Collect Call of Cthulhu

Scott's picture
Cthulhu idol, after a sculpt by H. Wilcox, 1928.
A mountain walked or stumbled: Cthulhu
Cthulhu close up.

Iä! Iä! Cthulhu fhtagn!

In July 19, 2013, I wrote:

Hey, Matt Wedel over at Echo Station 5-7 put up my write-up of the Cthulhus I’ve been doing lately. Check it out! There’s some great images being accumulated in the Collect Call of Cthulhu series!

 

I think I need to do more of this stuff.

And did I? Not really. Not yet. But I do aim to change that.

Was I inspired? Clearly, I can be inspired. Here's what I wrote to accompany these pieces:

I’ve tried to draw H.P. Lovecraft’s Cthulhu a lot, but never really produced anything I would consider even remotely successful. I sort of came by the stories themselves in a confused manner, too, which didn’t help at all. My first exposure was probably through a collection of other short stories in one of the libraries I grew up in while I was a Navy brat (we moved every 18 months; so it’s hard to remember which library, honestly). It wasn’t even a dedicated Lovecraft collection, but an anthology filled with stories by other authors. Which? I can’t say, or even when, though I’m thinking it was when I lived in Japan, maybe in 1984. But my interest received a boost via roleplaying games, especially the Cthulhu mythos section (filled with marvelous Erol Otus art) of the original printing of Deities and Demigods by TSR, which was posted behind the librarian’s desk (with all the other AD&D books) at the Yokota library.

 

I used to troll used and new bookstores looking for his work, finding very little (this was before popularity seems to have kicked off, but living on base in remote locations didn’t really help, either). For whatever reason, collections were rare as they tantalizing, and these influences may have starved and malformed my ideas on the subject.

 

Until Matt posted about what he’d like to see in a Cthulhu Idol. Everyone knows what this thing looks like, especially if they’ve read the story. But it isn’t much help if you like a lot of good direction, since the description in the story is vague enough to allow for an infinite multitude of possibilities.

 

Here’s one such, informed somewhat by Matt’s take.

 

I’ve always loved simple illistrations made with limited color palettes, so I began there, as though this were one of the storybooks about dinosaurs or cryptozoology I grew up on.

 

A mountain walked or stumbled: as a warm-up, I started with Cthulhu itself, drawn with as few preconceived notions as possible. Alien, monstrous, but resembling no earthly creature beyond superficial impressions. The fog helps make it appear even larger, by disrupting its silhouette. The eyes are numerous, but proportionally small, to support the sense of scale. The tentacles are numerous, writhing, and appear mighty (to me).

 

And the mouth… an empty hole rimmed with many teeth. No beak, no lips, no mandibles, but thousands upon thousands of teeth. Anyone or anything that passes into it is lost forever. The wings, still folded or matted against the body, would soon inflate and exaggerate its proportions even further.

 

Consider this an objective view of the Landlord of R’lyeh, one no sane human eyes should witness. But what about the idols, the handmade representations of the monster?

 

The Idol: it is different.

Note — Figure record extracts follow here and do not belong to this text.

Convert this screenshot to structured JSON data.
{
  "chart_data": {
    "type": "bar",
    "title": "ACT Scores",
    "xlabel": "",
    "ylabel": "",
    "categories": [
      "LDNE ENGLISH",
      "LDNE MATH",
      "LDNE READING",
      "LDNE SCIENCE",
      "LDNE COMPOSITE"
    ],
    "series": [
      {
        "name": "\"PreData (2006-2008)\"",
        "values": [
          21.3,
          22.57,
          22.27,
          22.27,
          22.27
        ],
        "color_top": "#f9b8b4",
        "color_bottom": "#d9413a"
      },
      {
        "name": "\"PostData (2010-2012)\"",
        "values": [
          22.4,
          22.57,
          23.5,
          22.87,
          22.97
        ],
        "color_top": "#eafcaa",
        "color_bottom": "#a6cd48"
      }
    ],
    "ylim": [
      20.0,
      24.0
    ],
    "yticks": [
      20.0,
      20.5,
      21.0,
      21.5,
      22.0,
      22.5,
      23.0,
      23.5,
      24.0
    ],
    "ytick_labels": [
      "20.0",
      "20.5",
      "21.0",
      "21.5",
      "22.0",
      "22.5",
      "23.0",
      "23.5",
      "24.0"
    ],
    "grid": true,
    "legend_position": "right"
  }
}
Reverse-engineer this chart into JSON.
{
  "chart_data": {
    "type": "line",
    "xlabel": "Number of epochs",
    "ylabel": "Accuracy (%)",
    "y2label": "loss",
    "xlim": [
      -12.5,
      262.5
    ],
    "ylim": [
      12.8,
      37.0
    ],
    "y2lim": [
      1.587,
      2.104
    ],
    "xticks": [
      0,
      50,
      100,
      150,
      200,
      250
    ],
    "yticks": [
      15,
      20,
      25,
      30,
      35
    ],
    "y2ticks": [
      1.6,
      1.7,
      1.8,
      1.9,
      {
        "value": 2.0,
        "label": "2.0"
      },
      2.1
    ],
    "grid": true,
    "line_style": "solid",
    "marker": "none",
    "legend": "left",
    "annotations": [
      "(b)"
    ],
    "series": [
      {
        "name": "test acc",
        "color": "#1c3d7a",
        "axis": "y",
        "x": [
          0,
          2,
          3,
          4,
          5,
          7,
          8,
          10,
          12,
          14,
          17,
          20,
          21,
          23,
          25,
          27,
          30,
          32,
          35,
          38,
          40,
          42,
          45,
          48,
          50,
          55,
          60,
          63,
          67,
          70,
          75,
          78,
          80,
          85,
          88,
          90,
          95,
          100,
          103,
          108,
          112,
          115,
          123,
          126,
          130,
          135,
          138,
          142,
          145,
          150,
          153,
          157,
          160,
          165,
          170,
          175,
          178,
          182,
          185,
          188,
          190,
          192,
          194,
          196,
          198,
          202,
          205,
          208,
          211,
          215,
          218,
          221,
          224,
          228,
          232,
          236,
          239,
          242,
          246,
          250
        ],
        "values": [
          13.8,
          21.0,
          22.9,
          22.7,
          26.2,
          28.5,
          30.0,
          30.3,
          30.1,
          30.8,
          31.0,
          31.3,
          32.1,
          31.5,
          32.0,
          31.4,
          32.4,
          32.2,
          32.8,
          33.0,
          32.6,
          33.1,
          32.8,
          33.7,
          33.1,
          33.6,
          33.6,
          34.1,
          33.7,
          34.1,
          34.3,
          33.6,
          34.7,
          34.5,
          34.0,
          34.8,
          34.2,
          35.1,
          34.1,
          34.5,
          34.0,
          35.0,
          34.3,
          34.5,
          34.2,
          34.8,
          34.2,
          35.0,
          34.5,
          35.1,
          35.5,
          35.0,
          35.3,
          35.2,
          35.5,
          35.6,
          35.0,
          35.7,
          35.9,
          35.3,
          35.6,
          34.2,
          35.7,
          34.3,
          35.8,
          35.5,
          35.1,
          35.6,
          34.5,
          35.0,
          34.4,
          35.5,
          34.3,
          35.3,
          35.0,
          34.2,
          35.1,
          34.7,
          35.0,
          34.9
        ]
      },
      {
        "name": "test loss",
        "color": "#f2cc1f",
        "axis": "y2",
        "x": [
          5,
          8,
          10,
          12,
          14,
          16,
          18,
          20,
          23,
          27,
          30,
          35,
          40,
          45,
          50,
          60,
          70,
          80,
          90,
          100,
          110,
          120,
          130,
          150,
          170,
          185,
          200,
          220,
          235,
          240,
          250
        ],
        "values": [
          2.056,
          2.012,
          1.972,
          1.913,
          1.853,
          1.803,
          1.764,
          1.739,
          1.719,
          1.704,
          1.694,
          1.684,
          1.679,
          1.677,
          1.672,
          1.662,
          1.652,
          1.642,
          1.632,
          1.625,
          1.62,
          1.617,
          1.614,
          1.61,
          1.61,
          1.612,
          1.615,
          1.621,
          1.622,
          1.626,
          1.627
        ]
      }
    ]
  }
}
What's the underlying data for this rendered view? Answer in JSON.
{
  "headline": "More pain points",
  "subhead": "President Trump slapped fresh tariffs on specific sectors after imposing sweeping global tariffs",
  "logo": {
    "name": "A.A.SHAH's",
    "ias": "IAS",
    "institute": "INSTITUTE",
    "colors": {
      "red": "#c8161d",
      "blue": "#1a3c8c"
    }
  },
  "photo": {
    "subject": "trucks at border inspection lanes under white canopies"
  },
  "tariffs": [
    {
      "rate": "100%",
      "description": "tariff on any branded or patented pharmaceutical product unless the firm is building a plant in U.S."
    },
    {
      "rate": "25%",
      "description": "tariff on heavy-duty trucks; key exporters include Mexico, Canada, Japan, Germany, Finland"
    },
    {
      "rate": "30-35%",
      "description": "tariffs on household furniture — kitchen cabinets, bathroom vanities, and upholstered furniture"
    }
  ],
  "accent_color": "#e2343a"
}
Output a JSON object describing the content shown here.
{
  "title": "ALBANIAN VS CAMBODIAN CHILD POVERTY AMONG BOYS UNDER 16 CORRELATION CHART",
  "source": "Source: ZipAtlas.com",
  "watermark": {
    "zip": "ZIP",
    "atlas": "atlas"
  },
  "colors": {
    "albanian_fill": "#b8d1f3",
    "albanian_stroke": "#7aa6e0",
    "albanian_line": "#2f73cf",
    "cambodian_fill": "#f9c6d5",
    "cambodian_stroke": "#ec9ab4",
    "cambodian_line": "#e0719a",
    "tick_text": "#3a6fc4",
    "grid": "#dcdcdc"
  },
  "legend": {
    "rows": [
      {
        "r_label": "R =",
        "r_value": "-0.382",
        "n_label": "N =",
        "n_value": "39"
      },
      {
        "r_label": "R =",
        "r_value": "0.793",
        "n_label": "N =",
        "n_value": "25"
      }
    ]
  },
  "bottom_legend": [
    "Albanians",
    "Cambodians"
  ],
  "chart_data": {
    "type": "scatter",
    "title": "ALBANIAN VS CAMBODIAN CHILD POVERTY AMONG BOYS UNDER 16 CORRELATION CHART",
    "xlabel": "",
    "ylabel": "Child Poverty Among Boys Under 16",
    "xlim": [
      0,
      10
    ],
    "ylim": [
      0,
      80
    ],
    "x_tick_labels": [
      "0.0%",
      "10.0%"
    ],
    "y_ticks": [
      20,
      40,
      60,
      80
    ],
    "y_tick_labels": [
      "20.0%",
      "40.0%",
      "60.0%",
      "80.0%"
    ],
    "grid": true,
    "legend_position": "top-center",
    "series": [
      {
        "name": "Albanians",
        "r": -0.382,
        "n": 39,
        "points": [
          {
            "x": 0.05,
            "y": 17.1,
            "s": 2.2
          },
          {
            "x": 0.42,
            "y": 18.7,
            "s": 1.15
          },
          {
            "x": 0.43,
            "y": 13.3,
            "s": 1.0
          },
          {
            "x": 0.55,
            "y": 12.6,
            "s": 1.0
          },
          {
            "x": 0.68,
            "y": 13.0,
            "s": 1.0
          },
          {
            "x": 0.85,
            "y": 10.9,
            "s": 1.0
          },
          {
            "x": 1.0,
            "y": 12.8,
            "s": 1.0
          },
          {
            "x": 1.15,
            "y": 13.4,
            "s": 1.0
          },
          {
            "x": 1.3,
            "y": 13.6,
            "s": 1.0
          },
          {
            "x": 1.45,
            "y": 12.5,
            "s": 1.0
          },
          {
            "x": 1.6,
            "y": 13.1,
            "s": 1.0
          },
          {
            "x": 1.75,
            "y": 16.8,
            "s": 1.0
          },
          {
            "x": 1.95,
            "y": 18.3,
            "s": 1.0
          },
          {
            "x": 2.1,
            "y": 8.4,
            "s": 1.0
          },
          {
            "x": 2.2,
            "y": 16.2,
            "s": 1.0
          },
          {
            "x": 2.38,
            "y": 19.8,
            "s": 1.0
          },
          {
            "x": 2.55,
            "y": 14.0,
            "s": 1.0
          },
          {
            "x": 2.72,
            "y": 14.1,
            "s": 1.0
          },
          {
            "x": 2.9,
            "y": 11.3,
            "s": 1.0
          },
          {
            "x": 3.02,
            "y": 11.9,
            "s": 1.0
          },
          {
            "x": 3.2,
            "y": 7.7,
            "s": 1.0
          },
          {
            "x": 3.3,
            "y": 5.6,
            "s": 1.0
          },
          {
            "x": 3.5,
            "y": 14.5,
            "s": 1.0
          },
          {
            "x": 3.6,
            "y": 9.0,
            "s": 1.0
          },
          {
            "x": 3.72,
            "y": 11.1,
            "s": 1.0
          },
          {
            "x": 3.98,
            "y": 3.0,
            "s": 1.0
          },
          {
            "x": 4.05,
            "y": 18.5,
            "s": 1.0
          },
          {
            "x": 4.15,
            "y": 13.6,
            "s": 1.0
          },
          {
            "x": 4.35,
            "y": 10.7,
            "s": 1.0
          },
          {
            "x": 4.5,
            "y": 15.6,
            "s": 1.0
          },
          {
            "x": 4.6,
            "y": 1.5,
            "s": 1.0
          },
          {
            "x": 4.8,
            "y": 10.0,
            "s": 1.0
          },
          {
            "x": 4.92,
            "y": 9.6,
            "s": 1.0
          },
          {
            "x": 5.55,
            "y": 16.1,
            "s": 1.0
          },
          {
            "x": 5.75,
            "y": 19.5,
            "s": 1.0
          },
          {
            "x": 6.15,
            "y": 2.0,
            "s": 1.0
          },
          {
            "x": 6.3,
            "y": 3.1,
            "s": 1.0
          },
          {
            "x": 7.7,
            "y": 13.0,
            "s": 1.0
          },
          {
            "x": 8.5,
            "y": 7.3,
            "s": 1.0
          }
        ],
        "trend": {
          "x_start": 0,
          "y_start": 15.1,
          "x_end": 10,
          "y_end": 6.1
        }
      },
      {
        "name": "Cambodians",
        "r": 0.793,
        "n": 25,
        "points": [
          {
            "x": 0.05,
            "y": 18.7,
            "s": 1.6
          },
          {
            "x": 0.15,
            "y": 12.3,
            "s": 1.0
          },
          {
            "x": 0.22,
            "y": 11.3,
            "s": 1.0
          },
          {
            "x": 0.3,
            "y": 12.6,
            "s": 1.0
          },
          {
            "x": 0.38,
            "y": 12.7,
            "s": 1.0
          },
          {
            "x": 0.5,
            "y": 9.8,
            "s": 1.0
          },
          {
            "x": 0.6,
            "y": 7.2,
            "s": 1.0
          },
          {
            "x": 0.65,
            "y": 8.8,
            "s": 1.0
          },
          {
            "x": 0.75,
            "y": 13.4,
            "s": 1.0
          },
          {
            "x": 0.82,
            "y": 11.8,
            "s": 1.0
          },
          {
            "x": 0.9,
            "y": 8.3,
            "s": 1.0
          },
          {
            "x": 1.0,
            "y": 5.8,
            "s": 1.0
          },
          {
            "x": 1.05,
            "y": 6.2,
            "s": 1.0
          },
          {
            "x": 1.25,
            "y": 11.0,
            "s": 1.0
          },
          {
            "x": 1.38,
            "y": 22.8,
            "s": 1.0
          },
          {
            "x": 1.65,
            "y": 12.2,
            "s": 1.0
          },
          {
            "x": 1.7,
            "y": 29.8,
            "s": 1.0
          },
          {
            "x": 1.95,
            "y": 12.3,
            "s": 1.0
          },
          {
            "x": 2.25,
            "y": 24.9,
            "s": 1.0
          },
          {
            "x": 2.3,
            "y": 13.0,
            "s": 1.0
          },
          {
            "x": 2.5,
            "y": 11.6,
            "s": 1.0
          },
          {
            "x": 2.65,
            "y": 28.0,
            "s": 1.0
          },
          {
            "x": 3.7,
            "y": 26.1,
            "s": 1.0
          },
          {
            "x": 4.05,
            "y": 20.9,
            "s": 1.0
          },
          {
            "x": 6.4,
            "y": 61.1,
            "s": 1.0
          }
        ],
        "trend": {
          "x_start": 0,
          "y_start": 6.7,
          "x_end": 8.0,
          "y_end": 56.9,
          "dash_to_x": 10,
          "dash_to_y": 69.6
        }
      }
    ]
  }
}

Subjectivity obliges some variation, but their roots lie in the story itself.

 

Cthulhu influences dreams, and as shapes appear in the minds of telepathic sensitives, the minds of sculptors and gravers might assert their own interpretations, possibly driven by their own motives and dark needs.

 

Representing Cthulhu as a god of death, gaunt and skeletal, seems to fit. The eyes are larger here, to facilitate recognition and identification. A lack of eyes on the idol might increase its abstraction, but you might not feel as though it could be looking at you. The maw, fairly true to inspiration, magnifies its strangeness and menace.

 

Cthulhu might be well unknowable in appearance to anyone unfortunate enough to witness it in person, but animals more terrestrial and familiar may influence the sculptor’s taste. Distortions in proportion complete the effect.

 

The idol stands on a block, carved all of the same green material. On the block are the infamous undecipherable characters, depicting who knows what horrors.

 

A lot of people who draw this seem to make stuff up and fill the space. Here I could not resist referring to a conlang project of mine which uses multiple sets of glyphs for the same sounds. Even without deciphering it, anyone can guess what’s written on the block.

 

I chose a specific approach to the design of the idol and Cthulhu itself, for the idea that details can be used to enhance the alienness of a subject, similar to the way a masking effect can be had with simplification (cf. Understanding Comics by Scott McCloud for some great discussion of this effect).